C’est un voyage d’une heure et quinze minutes qui file à la vitesse d’une très bonne chanson de Barbara – c’est dire, une performance inouïe d’audace et de dextérité, un hommage inattendu, oblique, qui déshabille la longue dame brune par son versant musical, c’est un spectacle d’une simplicité admirable, évidente, qu’éclairent des projections justes et discrètes, une joute instrumentale entre deux êtres-piano, amoureuse, tendue, ludique et légère aussi, majestueuse comme une plume de condor, c’est une création pure, aérienne, sans ego trip ni revendication, c’est une pièce puzzle, un numéro d’une folle imagination, un duel au soleil noir des obsessions barbaréennes, c’est la rencontre complice et flamboyante de deux artistes authentiques, Jeanne Cherhal et Bachar Mar-Khalifé, dont l’unique préoccupation fut de servir une œuvre magnifique en s'en montrant digne. Mission accomplie. (Dernières représentations à la Philharmonie de Paris, les 24 et 25 novembre 2017.)

Baptiste Vignol

Daho démate


Comment avoir pu écrire (co-signer en réalité) de merveilleuses chansonnettes comme Tombé pour la France, Duel au soleil, Week-end à Rome, Épaule Tattoo, Des Heures hindoues, Paris le Flore, L’Enfer enfin, Ouverture, La Baie... et proposer après trente-cinq ans de carrière un disque aussi vain que BLITZ, informe, pénible et plein de fatigues (ne nous attardons pas sur la pochette porno-crade, risible et glauque)? Ici, l’idole des sexas semble se débattre dans l’ombre inerte d'un ex-dandy sentimental dont la voix suave savait, jadis, sourires en coin, à coups de refrains lumineux, charmer la France des discothèques. Mais la sève, en s’écoulant, emporte souvent avec elle le feu des enfants terribles. Textes vides et plats, musiques absentes, ou étouffées, voix molle… Faut-il avoir du ventre et les dents qui se déchaussent pour trouver cette chose-là sexy? Chronique d’un bide annoncé. 

Baptiste Vignol


Hexagone


Déjà le cinquième numéro d’Hexagone et ce trimestriel s’impose comme une revue aussi indispensable qu’elle est élégante et précieuse. Son rédacteur en chef, David Desreumeaux, accomplit un travail ahurissant d’analyse, d’entretiens, de critique, hors frontières et convenances, qu’une maquette soignée rend tout de go séduisant.

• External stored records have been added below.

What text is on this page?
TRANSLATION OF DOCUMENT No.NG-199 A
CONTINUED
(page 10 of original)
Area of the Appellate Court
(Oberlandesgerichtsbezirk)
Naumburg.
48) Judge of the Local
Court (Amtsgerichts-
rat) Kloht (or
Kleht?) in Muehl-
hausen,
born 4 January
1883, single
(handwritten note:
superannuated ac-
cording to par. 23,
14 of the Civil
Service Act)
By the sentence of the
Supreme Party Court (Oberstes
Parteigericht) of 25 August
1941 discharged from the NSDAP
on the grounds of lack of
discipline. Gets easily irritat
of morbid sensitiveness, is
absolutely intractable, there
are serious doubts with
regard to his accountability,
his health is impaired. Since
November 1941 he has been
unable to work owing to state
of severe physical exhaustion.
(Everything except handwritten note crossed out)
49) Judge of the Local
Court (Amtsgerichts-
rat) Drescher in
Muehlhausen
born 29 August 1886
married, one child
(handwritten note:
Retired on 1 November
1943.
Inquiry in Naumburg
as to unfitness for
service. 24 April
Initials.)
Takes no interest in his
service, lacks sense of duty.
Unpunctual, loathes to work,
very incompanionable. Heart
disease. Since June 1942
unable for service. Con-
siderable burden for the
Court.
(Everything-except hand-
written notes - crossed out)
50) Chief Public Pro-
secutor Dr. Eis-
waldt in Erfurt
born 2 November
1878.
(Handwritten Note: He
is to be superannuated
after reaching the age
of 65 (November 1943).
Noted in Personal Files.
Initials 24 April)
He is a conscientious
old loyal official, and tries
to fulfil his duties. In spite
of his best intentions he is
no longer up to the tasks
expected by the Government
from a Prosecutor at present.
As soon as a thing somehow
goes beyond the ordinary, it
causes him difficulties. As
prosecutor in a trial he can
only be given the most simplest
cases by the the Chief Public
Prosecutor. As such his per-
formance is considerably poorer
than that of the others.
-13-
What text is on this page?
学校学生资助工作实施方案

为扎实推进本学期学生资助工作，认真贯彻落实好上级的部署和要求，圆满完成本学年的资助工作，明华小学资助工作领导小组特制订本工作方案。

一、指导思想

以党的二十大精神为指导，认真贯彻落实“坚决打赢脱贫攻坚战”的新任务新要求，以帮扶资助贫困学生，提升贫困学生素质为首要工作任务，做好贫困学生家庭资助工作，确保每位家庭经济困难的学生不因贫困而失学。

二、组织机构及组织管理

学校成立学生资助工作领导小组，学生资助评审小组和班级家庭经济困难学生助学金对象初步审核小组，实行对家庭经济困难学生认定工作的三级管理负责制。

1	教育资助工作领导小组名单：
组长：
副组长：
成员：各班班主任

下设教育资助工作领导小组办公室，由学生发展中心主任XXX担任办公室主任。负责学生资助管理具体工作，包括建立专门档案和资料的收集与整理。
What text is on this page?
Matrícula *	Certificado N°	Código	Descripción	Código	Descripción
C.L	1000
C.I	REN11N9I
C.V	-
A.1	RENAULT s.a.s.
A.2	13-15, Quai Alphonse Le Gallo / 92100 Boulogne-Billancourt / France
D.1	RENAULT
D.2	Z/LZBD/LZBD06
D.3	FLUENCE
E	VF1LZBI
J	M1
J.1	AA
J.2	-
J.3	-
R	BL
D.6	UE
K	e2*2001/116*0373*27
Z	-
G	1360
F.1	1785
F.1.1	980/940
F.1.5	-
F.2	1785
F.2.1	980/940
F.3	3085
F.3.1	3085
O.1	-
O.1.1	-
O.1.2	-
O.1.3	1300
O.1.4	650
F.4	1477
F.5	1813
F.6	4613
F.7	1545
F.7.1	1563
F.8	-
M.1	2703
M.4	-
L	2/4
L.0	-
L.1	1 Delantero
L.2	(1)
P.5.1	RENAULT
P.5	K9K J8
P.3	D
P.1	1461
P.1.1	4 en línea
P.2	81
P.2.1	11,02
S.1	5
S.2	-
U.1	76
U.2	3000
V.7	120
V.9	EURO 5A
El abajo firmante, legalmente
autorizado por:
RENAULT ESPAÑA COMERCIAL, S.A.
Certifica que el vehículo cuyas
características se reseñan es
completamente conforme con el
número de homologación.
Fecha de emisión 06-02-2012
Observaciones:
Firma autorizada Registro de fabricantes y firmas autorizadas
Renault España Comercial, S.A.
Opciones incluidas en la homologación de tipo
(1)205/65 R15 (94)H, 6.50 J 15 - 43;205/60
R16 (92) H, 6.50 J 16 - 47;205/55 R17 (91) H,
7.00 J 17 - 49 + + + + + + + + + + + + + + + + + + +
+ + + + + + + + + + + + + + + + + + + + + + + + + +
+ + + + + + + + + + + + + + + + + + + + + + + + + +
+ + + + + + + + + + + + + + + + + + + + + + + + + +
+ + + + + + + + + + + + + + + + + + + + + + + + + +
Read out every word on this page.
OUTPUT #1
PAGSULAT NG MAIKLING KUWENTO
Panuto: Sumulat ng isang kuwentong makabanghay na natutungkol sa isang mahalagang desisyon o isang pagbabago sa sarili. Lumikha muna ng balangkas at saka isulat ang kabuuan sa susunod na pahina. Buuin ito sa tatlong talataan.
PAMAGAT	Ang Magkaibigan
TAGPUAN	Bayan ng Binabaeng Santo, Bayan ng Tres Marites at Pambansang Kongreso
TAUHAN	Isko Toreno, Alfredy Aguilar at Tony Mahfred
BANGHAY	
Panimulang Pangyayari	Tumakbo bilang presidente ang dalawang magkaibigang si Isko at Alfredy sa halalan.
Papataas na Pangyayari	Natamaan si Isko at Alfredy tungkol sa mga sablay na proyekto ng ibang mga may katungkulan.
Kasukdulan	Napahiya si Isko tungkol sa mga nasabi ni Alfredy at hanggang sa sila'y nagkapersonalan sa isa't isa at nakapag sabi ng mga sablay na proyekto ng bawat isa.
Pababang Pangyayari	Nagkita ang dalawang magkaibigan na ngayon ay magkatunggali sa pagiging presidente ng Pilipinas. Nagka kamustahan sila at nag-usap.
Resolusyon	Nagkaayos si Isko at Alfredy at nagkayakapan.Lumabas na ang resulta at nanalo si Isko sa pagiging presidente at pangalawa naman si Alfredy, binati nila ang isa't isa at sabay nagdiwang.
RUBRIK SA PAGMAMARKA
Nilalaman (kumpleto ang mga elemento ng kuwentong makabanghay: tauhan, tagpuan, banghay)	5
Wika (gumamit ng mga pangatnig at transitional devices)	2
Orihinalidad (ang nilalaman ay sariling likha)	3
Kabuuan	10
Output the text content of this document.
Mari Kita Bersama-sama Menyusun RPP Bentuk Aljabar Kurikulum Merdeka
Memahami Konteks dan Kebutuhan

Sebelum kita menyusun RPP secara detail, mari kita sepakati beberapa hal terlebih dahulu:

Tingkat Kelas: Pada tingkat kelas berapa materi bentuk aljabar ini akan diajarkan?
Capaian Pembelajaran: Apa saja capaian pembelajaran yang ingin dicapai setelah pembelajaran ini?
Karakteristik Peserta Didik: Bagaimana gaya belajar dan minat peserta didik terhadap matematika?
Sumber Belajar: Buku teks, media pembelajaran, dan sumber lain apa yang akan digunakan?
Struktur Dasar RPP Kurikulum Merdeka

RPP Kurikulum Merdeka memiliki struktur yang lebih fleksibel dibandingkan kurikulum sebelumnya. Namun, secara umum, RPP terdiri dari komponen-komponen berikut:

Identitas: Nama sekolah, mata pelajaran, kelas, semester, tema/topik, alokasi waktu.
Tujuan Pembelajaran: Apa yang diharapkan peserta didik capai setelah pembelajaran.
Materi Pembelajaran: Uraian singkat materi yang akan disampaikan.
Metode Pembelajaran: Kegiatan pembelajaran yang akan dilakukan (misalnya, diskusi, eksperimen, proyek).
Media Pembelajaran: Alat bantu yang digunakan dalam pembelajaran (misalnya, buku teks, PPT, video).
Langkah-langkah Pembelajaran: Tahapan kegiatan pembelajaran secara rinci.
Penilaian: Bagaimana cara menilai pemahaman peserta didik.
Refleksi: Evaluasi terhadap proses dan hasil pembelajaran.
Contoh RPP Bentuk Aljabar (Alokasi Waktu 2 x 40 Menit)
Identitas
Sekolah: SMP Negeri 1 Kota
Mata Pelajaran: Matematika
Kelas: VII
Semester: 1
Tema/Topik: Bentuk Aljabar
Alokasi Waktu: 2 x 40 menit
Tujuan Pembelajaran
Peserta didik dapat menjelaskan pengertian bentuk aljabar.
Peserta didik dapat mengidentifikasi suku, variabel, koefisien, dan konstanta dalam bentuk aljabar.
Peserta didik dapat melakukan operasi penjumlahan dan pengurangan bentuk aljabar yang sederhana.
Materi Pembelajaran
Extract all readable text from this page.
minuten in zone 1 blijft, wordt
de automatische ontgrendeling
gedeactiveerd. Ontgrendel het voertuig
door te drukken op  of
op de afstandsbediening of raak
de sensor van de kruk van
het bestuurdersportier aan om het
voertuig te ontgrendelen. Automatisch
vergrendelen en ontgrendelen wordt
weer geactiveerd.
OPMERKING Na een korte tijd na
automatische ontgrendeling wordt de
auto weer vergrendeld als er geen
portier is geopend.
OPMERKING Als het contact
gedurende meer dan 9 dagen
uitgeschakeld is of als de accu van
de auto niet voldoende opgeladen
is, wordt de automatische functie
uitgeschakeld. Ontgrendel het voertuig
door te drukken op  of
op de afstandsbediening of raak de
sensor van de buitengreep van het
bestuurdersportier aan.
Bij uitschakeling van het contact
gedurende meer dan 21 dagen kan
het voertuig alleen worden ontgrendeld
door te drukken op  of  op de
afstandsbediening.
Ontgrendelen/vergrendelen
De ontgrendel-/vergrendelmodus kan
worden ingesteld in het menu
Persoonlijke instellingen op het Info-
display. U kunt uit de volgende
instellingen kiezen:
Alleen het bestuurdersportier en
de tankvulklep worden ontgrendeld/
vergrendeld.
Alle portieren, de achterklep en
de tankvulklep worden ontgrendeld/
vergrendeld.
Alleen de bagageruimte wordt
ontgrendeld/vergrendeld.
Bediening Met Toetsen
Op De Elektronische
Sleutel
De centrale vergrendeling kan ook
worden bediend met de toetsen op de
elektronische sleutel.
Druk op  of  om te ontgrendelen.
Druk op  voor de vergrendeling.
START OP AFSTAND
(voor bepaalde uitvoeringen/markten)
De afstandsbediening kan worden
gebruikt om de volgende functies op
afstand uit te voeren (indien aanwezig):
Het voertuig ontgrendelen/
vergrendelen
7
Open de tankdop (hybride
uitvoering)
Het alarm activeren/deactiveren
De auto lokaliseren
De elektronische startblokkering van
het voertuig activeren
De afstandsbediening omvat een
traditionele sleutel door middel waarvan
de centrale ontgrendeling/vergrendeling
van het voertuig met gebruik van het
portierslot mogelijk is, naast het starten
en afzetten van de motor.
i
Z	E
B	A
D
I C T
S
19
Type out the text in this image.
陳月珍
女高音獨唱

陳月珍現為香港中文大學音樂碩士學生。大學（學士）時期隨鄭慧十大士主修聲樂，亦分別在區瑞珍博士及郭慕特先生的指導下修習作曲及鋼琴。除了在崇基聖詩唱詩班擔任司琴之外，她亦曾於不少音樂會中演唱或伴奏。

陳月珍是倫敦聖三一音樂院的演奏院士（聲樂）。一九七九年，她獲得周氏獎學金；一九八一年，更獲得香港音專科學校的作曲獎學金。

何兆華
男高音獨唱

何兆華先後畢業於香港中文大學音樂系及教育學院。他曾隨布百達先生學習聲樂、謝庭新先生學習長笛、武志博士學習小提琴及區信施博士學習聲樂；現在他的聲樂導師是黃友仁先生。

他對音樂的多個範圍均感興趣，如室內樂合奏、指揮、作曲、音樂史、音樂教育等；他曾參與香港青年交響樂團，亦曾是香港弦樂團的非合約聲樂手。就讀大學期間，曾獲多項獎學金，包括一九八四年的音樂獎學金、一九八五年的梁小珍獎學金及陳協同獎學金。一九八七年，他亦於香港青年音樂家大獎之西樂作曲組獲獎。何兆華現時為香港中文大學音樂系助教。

Hexagone donc, comme le titre d’un brulot fameux, pour donner un portrait fidèle de ce qu’est la chanson française à l’heure où certains trouvent encore très chic de la réduire à Julien Doré, Étienne Daho ou Bertrand Cantat. Les amoureux de la chose chantée possèdent enfin une revue de fond tenue par des gens passionnés qui connaissent leur sujet jusqu’au cœur des couplets. Se souvenir de Véronique Pestel et rappeler qu’elle est de celles qui trouvent en francophonie depuis vingt-cinq ans un public fidèle et attentif à la richesse d’une tradition qui n’a de leçon à recevoir de personne. Tel est le champ d’Hexagone qui consacre à la chanteuse rousse jadis honorée par un Grand Prix de l'Académie Charles Cros un passionnant entretien illustré par de fort jolies photos. Mais l’on trouvera également au fil de ces 170 pages des articles consacrés à Carmen Maria Vega, BabX, Francesca Solleville, Askehoug, Jacques Canetti, Amélie-les-Crayons, Gérald Genty, Jacques Bertin… Un certain écho de la chanson qui ne mise pas tout sur la qualité de son brushing et cet air forcément maussade qui la pousse dans les télé-crochets à grimacer des refrains comme si elle avait la colique.

Baptiste Vignol


Le fleuve Solaar


Une heure avec Solaar (et deux minutes en rab). Après dix ans de silence. Claude MC collectionne les standards depuis ses premiers raps, en 1990 : Bouge de là, La Concubine de l’hémoglobine, Qui sème le vent récolte le tempo, Caroline, Nouveau western, Victime de la mode, Les temps changent, Solaar pleure… Assez pour nourrir sa légende. Avec ce huitième album, le poète qui ne s'émousse pas vient d'ajouter un carré d'as au fil d’une œuvre mastodontesque: Les Mirabelles, où Solaar anthropomorphise un village de la Marne en 1914; J.A.Z.Z., avec la chanteuse Maureen Angot dont la voix colle, oui, comme un « gum-chewi »; l’irradiant Aiwa, tube de « crème Solaar » aux courbes élyséennes (d’où l’emploi de l’adjectif « anacréontique » - une première dans la chanson française ?- pour suggérer le spectacle érotique qu’offrent les beach volleyeuses sur le sable blond de Rio); et Géopoétique, divagation royale rappellant ô combien Solaar demeure le king de la rime et de l’image inattendue (« On dit qu’en Colombie / Les hiboux deviennent chouettes dès lors qu’ils croisent une colombe bi »). Les ânes trouveront à redire.

Baptiste Vignol 


Julien Clerc Etc.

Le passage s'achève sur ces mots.